Não escondi meu desapontamento e começava a me afastar, quando Ali fez um gesto com as mãos, chamando-me. Olhei para sua filha, que, desta vez, abriu caminho.

Ali pôs a mão no bolso, retirou um “santinho” islâmico e o entregou para mim; ao examiná-lo, vi que estava autografado. Ali me encarou muito de perto e fixamente, por cerca de 10 a 15 segundos, e esboçou um sorriso. Não tive outra reação se não ficar boquiaberto.

Foi, sem dúvida, uma das melhores experiências da minha vida.

Guardei esse tesouro dentro de uma enciclopédia na casa dos meus pais e o deixei lá mesmo após me mudar, afinal, pensei ser um lugar seguro.

Para a minha surpresa, um dia, ao visitar minha mãe, descobri que ela doara a enciclopédia. Irritado, tive como primeira reação querer relatar o que havia ocorrido.
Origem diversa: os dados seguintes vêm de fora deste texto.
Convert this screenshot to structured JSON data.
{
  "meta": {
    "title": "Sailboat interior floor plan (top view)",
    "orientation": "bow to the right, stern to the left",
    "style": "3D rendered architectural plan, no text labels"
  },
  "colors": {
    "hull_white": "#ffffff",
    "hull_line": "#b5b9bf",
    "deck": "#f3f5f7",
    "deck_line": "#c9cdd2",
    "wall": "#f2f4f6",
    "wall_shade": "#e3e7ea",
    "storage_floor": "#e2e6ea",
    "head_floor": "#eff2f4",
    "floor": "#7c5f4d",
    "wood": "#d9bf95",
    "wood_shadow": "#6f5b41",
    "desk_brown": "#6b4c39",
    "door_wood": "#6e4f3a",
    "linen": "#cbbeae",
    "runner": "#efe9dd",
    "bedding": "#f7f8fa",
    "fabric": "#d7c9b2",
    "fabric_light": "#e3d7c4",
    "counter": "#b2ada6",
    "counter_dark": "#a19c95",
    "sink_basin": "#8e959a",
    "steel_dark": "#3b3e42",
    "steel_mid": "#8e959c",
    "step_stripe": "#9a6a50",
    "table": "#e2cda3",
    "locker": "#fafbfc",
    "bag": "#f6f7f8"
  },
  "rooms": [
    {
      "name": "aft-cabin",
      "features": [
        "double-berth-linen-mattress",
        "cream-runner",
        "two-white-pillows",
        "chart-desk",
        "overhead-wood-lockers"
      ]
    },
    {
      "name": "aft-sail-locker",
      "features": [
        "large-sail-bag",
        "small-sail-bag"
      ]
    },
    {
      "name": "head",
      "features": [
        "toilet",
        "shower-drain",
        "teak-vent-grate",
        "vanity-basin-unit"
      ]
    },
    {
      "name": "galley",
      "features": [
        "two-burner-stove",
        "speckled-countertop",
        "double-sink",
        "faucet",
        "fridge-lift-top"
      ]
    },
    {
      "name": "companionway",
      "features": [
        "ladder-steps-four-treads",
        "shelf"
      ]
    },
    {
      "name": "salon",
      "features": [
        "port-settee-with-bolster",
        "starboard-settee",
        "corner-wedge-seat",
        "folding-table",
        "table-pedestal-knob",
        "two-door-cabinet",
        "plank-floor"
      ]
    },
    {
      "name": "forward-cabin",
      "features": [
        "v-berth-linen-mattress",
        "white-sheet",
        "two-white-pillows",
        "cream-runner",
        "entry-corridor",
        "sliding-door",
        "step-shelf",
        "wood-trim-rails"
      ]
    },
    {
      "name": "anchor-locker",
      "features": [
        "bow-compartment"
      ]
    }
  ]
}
E reclamar.

Foi então que refleti: “O que Ali teria feito em meu lugar?”.

Decidi nada dizer, evitar discussões e não deixar aborrecida quem tanto já havia feito (e faz) por mim. Revelo só agora, após muitos anos, mas acredito ser por uma boa causa.

Ali pode não estar mais entre nós, mas sou grato por sua mensagem não ter se perdido em mim.